Two visual lanes. One brand identity.

Design vs. Price: The Eternal Tug of War

Martinet boils down car buying to two forces: emotion and math.

Design pulls the heart. Price and powertrain appeal to the brain. Which one wins depends on what kind of car you’re shopping for. Big SUVs and flagships? Looks matter more. Small A- and B-segment cars? Price still rules.

But Hyundai is betting that emotional connection—design—can tip the scales everywhere.

“When you look at the Ioniq 5, there’s nothing else that looks like it,” Martinet says. He’s right. In a sea of melted-soap-bar EVs, Hyundai made something that looks like a concept car escaped from an auto show.

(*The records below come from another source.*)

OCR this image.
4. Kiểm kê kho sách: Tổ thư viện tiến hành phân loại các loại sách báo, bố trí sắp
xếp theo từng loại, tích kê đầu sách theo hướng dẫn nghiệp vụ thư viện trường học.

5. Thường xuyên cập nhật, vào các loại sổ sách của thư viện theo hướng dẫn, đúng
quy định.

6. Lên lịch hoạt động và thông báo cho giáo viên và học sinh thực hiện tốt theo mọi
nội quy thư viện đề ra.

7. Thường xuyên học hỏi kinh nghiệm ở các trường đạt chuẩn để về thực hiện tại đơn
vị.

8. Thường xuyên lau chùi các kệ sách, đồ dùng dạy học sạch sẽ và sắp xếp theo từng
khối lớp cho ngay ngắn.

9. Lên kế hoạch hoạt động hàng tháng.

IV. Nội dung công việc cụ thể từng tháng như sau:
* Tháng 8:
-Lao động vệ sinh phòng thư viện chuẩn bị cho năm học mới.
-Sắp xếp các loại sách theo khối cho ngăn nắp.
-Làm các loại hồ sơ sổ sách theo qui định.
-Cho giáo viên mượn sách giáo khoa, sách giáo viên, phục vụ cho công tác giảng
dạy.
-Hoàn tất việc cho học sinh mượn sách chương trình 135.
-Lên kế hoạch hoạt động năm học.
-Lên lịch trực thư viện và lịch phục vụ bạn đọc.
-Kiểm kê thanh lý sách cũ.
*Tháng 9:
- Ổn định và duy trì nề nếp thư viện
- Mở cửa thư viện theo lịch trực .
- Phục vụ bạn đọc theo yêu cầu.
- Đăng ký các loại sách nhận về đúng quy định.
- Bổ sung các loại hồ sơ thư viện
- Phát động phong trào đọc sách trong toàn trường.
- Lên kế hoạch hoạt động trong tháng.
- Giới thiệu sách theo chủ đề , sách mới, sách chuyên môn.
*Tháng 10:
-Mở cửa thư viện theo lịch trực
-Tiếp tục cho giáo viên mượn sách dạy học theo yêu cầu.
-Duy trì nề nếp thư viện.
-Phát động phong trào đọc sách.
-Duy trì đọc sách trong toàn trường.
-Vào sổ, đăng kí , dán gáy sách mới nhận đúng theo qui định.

That willingness to be bold is what Hyundai refuses to give up, even as it tightens the family resemblance.

The Chessboard Expands

What Hyundai is really doing is maturing. It’s keeping the eccentricity that made its EVs and SUVs stand out, but adding enough shared styling cues that you don’t need to read the badge to know what you’re looking at.

Not a photocopier.

A chess set.

And in an industry drowning in lookalike crossovers, that might be the smartest move Hyundai could make.